Two female workers returning from Saudi Arabia at the Shahjalal International Airport recently Rajib Dhar/Dhaka Tribune

In May, 260 workers returned home, while 188 more came back in June, Shariful said

Although the government’s “inaction” has been blamed for the slow return of female domestic help abused in Saudi Arabia, Expatriates’ Welfare and Overseas Employment Minister, Nurul Islam, said action cannot be taken unless victims lodge formal complaints.

The minister also said that based on media reports, ministry officials went to the homes of some abused workers, , but their addresses were found to be incorrect.

“Someone must formally lodge a complaint so that the ministry can take necessary steps,” he added.

Md Shariful Hasan, program head of Brac Migration, said that over 5,000 female workers who worked as domestic help in Saudi Arabia had returned home over the past three years.

He cited non-payment of salaries, as well as physical, mental, and sexual harassment as the reasons behind their return.

In May, 260 workers returned home, while 188 more came back in June, Shariful said.

Although seven workers have reportedly become mentally unstable as a result of the abuse, the government has taken no effective preventive measures, he said.

Criticising “government inaction” in the return of abused female domestic workers from the Middle East, Transparency International Bangladesh (TIB), recently demanded the government take immediate action to stop such injustices and ensure the accountability of the agencies concerned.

TIB Executive Director Dr Iftekharuzzaman said: “The of the Abused workers returning from the Middle East reflects the absence of good governance in the overseas recruitment sector, as well as the inaction of authorities concerned, and the lack of their responsiveness to women’s rights.”

Rupali, 26, who hails from Chandpur’s Matlab upazila, returned home on June 30. She went to Saudi Arabia two years ago, but stopped sending back her wages 10 months into her employment, said her mother Fatima Khatun.

She came back for a vacation after staying there for 14 months, and returned this time mentally unstable, Fatima said. “She now talks incoherently.”

Tania, 21, from Dhaka, told UNB she returned home one month ago as her employer used to abuse her both physically and sexually – hitting her if she did not comply with his wishes.

She added that she had tried to tell her employer’s wife everything, but could not do so out of fear.

Hailing from Sylhet, Rehana, 30, who returned home three months ago, said she was employed at a Saudi home for nine months, but she received wages for the first three months only and nothing afterwards.

She also said they did not let her eat or rest properly.

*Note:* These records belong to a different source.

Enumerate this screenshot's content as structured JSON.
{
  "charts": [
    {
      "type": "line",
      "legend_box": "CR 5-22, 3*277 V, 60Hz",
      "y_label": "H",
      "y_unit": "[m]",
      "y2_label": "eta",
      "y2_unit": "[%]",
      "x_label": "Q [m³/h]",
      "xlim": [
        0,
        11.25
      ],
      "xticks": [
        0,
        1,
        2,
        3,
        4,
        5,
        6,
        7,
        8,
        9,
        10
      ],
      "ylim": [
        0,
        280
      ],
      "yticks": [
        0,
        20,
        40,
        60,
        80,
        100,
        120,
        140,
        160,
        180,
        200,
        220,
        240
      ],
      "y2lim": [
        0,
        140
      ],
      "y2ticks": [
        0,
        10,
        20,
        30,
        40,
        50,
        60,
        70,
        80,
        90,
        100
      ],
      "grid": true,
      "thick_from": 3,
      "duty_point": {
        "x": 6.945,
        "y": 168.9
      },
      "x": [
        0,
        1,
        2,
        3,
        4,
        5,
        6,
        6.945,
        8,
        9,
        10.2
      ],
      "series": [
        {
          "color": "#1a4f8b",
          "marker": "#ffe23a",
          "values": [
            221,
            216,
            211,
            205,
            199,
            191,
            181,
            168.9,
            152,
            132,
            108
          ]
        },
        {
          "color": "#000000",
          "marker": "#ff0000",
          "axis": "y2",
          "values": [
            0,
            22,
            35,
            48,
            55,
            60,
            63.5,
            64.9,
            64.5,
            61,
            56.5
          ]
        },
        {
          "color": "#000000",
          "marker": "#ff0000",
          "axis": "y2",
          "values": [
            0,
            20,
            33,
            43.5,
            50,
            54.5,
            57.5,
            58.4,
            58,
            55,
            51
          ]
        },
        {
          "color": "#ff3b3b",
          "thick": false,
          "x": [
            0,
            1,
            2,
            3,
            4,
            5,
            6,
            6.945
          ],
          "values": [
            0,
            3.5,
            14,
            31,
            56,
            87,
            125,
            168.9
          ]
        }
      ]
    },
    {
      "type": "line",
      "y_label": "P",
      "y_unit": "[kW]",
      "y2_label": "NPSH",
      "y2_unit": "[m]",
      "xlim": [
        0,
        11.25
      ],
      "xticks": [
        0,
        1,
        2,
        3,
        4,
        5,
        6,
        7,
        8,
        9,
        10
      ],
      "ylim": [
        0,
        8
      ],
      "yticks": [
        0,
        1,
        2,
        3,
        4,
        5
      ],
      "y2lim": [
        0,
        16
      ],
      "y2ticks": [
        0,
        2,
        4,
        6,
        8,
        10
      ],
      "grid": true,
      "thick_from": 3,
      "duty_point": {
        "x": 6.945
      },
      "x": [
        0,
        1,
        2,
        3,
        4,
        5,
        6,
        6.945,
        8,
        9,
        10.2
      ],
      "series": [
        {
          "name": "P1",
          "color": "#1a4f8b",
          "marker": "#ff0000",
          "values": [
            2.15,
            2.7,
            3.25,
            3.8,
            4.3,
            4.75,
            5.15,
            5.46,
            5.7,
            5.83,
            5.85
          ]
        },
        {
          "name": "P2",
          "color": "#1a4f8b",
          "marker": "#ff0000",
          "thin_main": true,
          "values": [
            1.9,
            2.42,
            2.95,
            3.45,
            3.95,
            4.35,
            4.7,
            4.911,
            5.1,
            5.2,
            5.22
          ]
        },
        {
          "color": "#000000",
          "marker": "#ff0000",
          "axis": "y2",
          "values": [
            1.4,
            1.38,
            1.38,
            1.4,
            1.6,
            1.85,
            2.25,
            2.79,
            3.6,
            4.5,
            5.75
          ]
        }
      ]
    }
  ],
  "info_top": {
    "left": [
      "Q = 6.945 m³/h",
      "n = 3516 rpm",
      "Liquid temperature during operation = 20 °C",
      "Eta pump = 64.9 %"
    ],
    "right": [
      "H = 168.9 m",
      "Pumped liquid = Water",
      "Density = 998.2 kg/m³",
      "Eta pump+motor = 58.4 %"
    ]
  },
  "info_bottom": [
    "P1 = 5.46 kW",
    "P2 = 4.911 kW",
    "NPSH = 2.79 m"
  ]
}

She spent Tk1.5 lakh to go to Saudi Arabia.

Bangladesh Association of International Recruiting Agencies (Baira) Joint Secretary, General Shameem Ahmed Chowdhury Noman, said that Bangladesh started sending female workers to Saudi Arabia towards the end of 2015.

There are currently 215,000 female workers in KSA, and 500-600 more workers go there every day, he added.

Refuting the allegations of returning workers, he said: “First of all, female workers are sent to Saudi Arabia free of cost, but they have to sign a bond stating they will not return to Bangladesh in the first two years.”

“Some want to return home without any valid reason and they themselves have to bear the cost of coming back, about Tk2 lakh. In order to return as soon as possible, they raise allegations of abuse and non-payment of wages” he said, adding that the government later pressures the recruiting agencies to bear the cost of return.

The allegations of workers are fabricated, Noman claimed.

Citing sources from the Bangladesh Embassy and Expatriates’ Welfare Ministry, he said the percentage of workers who are abused is 0.03%.